Cream of Chicken and Potato Soup
Cream of Chicken and Potato Soup

It’s a beautiful, chilly fall day here in South Jersey. My boys stopped by to visit today, so I thought I’d treat them to a comforting homemade soup. This soup reminds me of my chicken potpie filling, just a lot easier. I stopped at the food store after church and picked up a fresh rotisserie chicken to make the task a little easier. I want to cook them a homemade soup but have time to enjoy their company as well. Will call this semi homemade! The soup couldn’t be easier to put together. I peeled and chopped the veggies and put them in the pot, covered them with the stock cooked them till they were tender, and then added the prepared chicken.  While the veggies are cooking I made the white sauce then combined the two and our soup was ready. It’s rich and hearty, and tastes like it took hours to make. We all enjoyed the soup and spending some time together. Having my boys for a visit made my Sunday an extra special day.

Base of the soup.
Base of the soup.
White Sauce.
White Sauce.
Base of soup and white sauce combine.
Base of soup and white sauce combine.
Cream of Chicken and Potato Soup.
Cream of Chicken and Potato Soup.

Cream of Chicken and Potato Soup

Soup Base

5 Cups russet potatoes, peeled, washed and cut into 1 inch chunks

1 small onion, chopped

3-4 Carrots, peeled wash a cut into ½ inch rounds

2 Bay leaves

4 Sprigs of thyme remove the leaves and discard the stems

2 Boneless skinless chicken breasts, cooked and cut into bite sized pieces, or the breast of one rotisserie chicken cut into bite sized pieces.

3-4 Cups chicken stock

½ Teaspoon kosher salt and ¼ teaspoon fresh cracked pepper to taste

Fresh parsley to garnish

White Sauce

5 Tablespoons butter

5 Tablespoons all-purpose flour

2 cups milk, whole or 2 percent

In a large pot add the potatoes, onion, fresh thyme, bay leaves, salt, pepper, and chicken stock. The stock should just cover the vegetables. Bring to a boil over medium high heat. Lower to medium heat to simmer the vegetables until they are fork tender. About 12-15 minutes. Add the cooked chicken. Remove the bay leaves. To make the white sauce, melt the butter in a large fry pan over medium low heat. Add the flour to the butter and stir with a whisk. Cook while stirring for 1-2 minutes to cook out the flour taste from the butter. Turn the gas up to a medium high heat and add the milk slowly while whisking into the butter and flour mixture. Whisk till the mixture becomes thick and bubbly. With a wooden spoon add the white sauce to the vegetable mixture over medium heat slowly to combine.

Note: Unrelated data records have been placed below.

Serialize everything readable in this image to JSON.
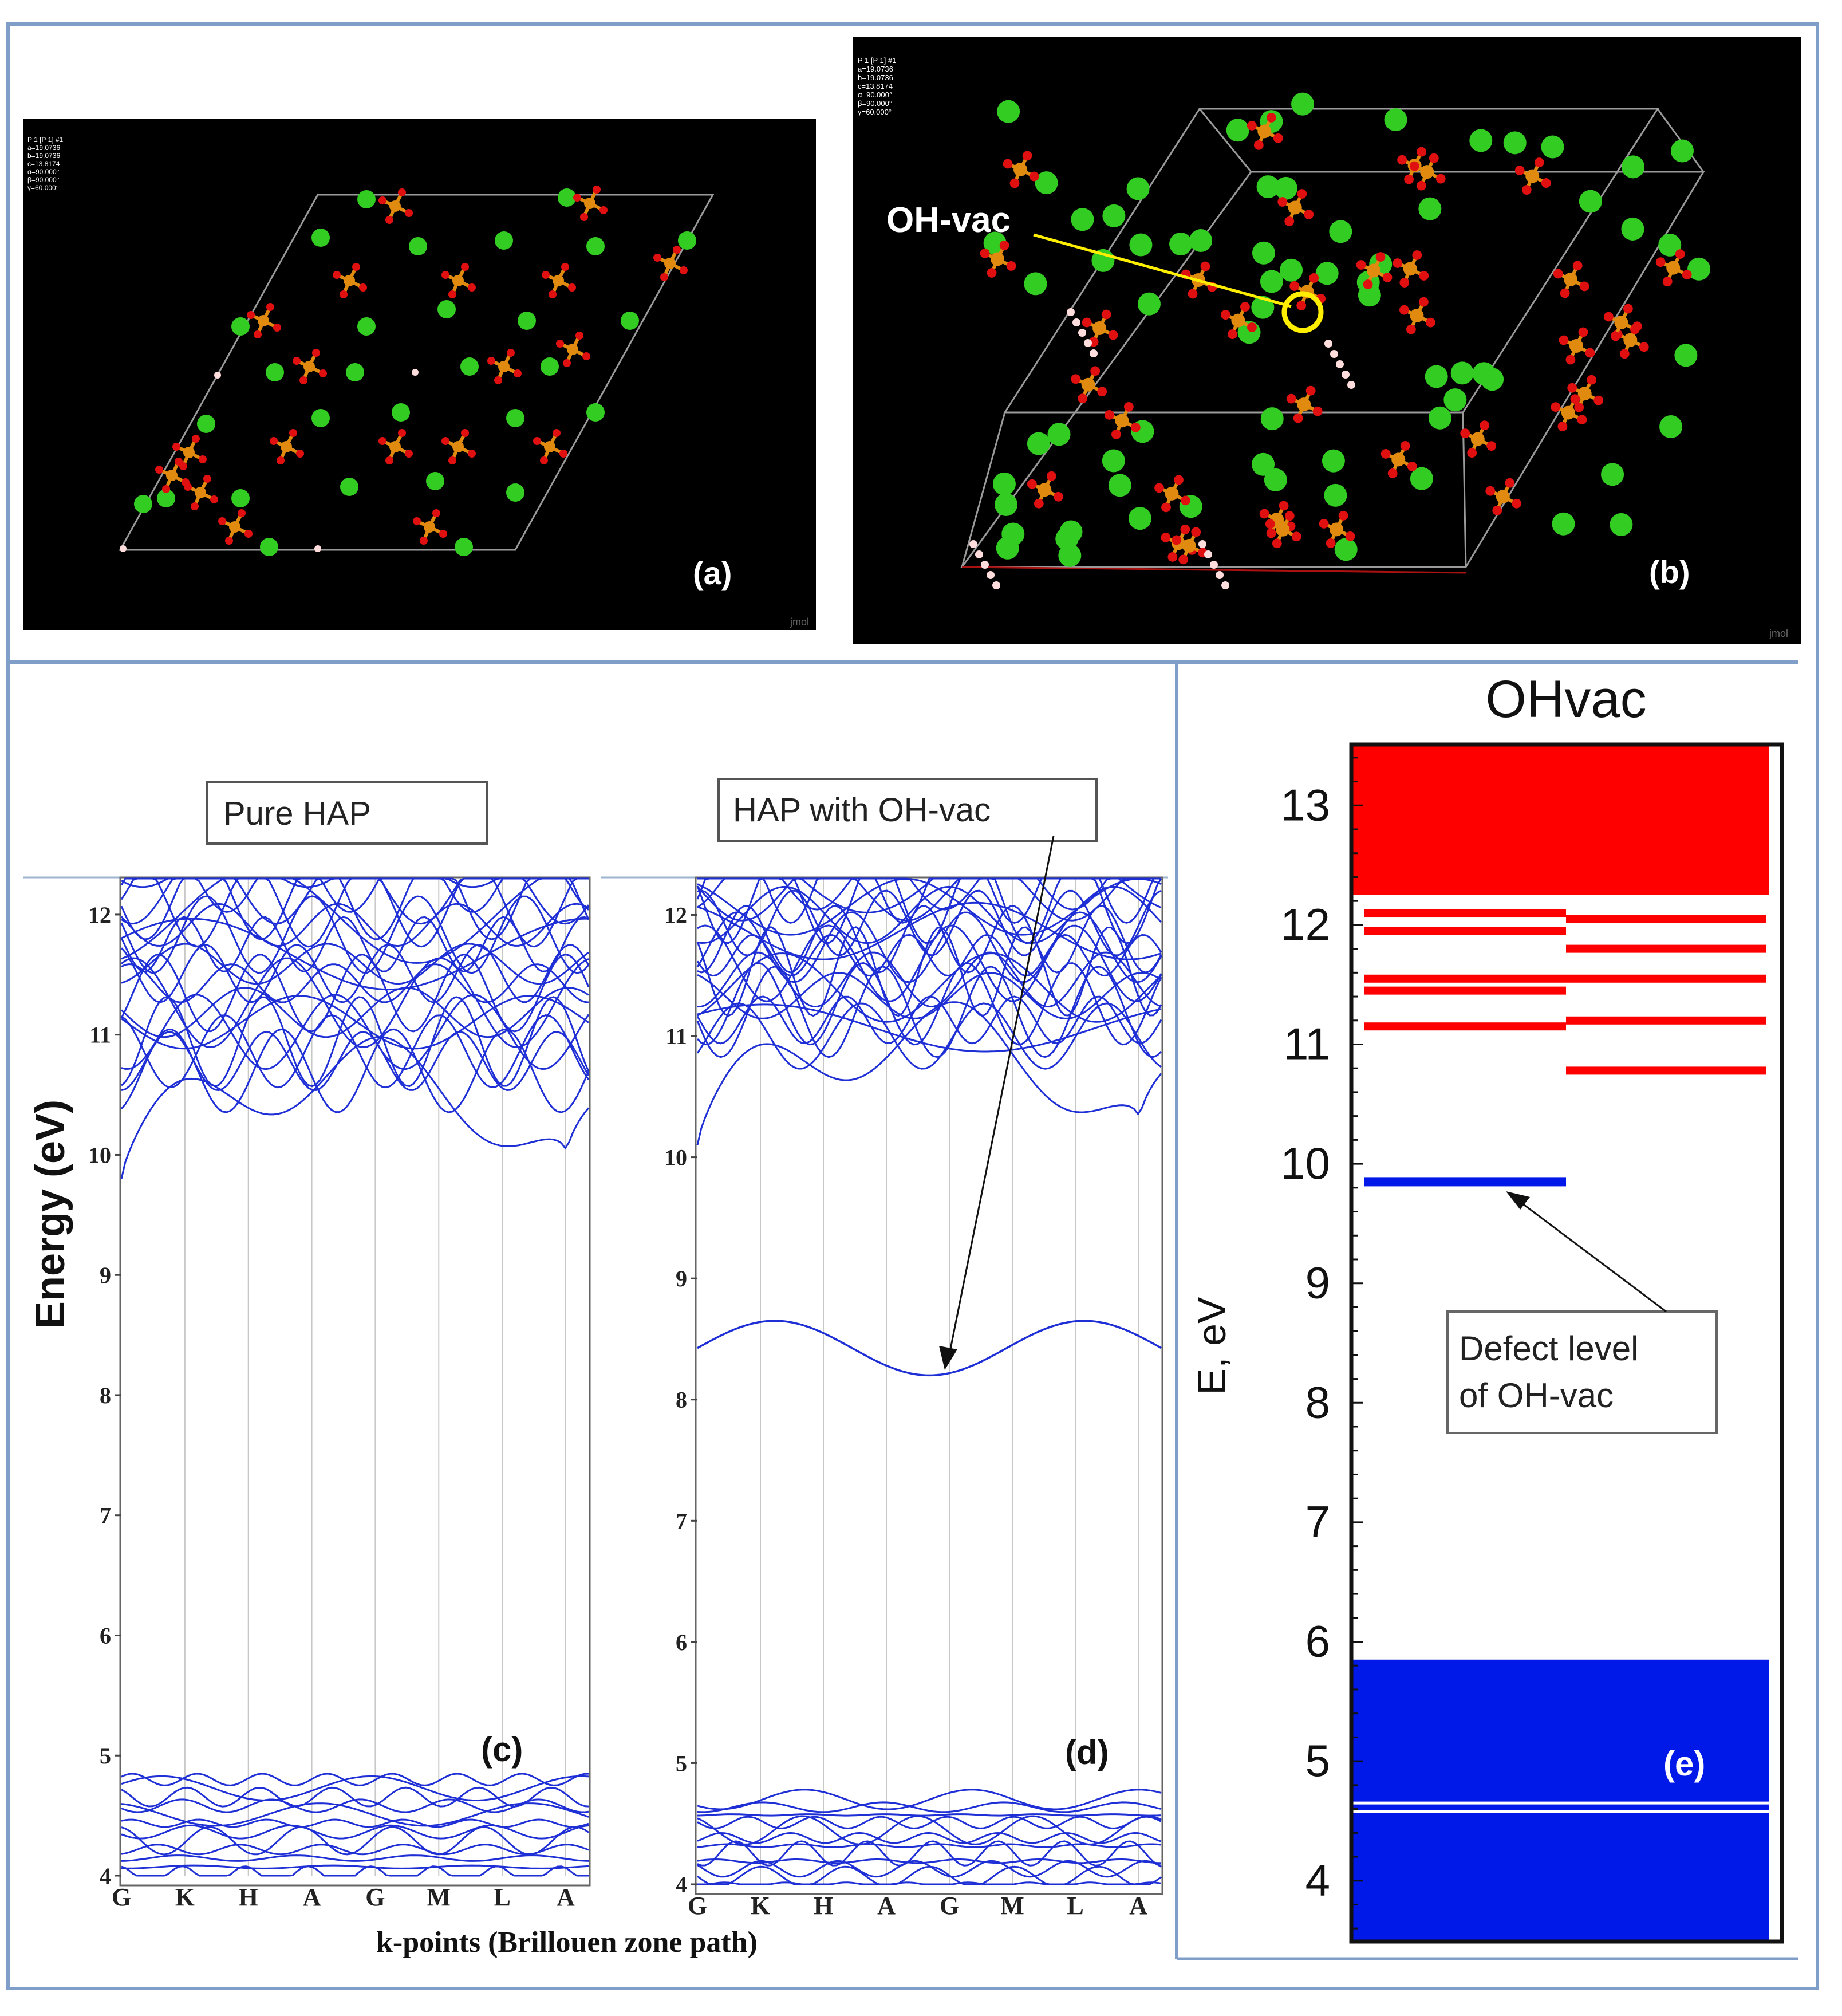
{
  "panel_a": {
    "label": "(a)",
    "header_lines": [
      "P 1 [P 1] #1",
      "a=19.0736",
      "b=19.0736",
      "c=13.8174",
      "α=90.000°",
      "β=90.000°",
      "γ=60.000°"
    ],
    "watermark": "jmol"
  },
  "panel_b": {
    "label": "(b)",
    "header_lines": [
      "P 1 [P 1] #1",
      "a=19.0736",
      "b=19.0736",
      "c=13.8174",
      "α=90.000°",
      "β=90.000°",
      "γ=60.000°"
    ],
    "annotation": "OH-vac",
    "watermark": "jmol"
  },
  "colors": {
    "band_blue": "#1f2fd6",
    "red_level": "#ff0000",
    "blue_level": "#0018e8",
    "frame_blue": "#7f9fc8",
    "calcium_green": "#33cc22",
    "phosphorus_orange": "#e08a10",
    "oxygen_red": "#e01010"
  },
  "chart_data": [
    {
      "type": "line",
      "panel": "(c)",
      "title": "Pure HAP",
      "ylabel": "Energy (eV)",
      "xlabel": "k-points (Brillouen zone path)",
      "x_ticks": [
        "G",
        "K",
        "H",
        "A",
        "G",
        "M",
        "L",
        "A"
      ],
      "y_ticks": [
        "4",
        "5",
        "6",
        "7",
        "8",
        "9",
        "10",
        "11",
        "12"
      ],
      "ylim": [
        4,
        12.3
      ],
      "conduction_band_minimum": {
        "k_point": "G",
        "energy_eV": 9.8
      },
      "valence_band_maximum_eV": 4.8
    },
    {
      "type": "line",
      "panel": "(d)",
      "title": "HAP with OH-vac",
      "x_ticks": [
        "G",
        "K",
        "H",
        "A",
        "G",
        "M",
        "L",
        "A"
      ],
      "y_ticks": [
        "4",
        "5",
        "6",
        "7",
        "8",
        "9",
        "10",
        "11",
        "12"
      ],
      "ylim": [
        4,
        12.3
      ],
      "defect_band": {
        "min_k_point": "G",
        "min_energy_eV": 8.2,
        "max_energy_eV": 8.65
      },
      "conduction_band_minimum_eV": 10.1,
      "valence_band_maximum_eV": 4.7
    },
    {
      "type": "bar",
      "panel": "(e)",
      "title": "OHvac",
      "ylabel": "E, eV",
      "y_ticks": [
        "4",
        "5",
        "6",
        "7",
        "8",
        "9",
        "10",
        "11",
        "12",
        "13"
      ],
      "ylim": [
        3.5,
        13.5
      ],
      "annotation": [
        "Defect level",
        "of OH-vac"
      ],
      "valence_block": {
        "from": 3.5,
        "to": 5.85,
        "gap_lines": [
          4.58,
          4.65
        ]
      },
      "defect_level": 9.85,
      "conduction_block": {
        "from": 12.25,
        "to": 13.5
      },
      "red_levels_left": [
        11.15,
        11.45,
        11.55,
        11.95,
        12.1
      ],
      "red_levels_right": [
        10.78,
        11.2,
        11.55,
        11.8,
        12.05
      ]
    }
  ]
}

Taste for the seasoning you may want more salt or pepper at this point. Garnish with fresh parsley before serving. Cook 5-10 minutes more and serve or simmer on a very low flame till you are ready to serve.

If you would like to make this soup vegetarian use vegetable stock and omit the chicken. You could add celery and more carrots to make it a little heartier.

Listen! the wind is rising, and the air is wild with leaves, we have had our Summer evenings, now for October eves!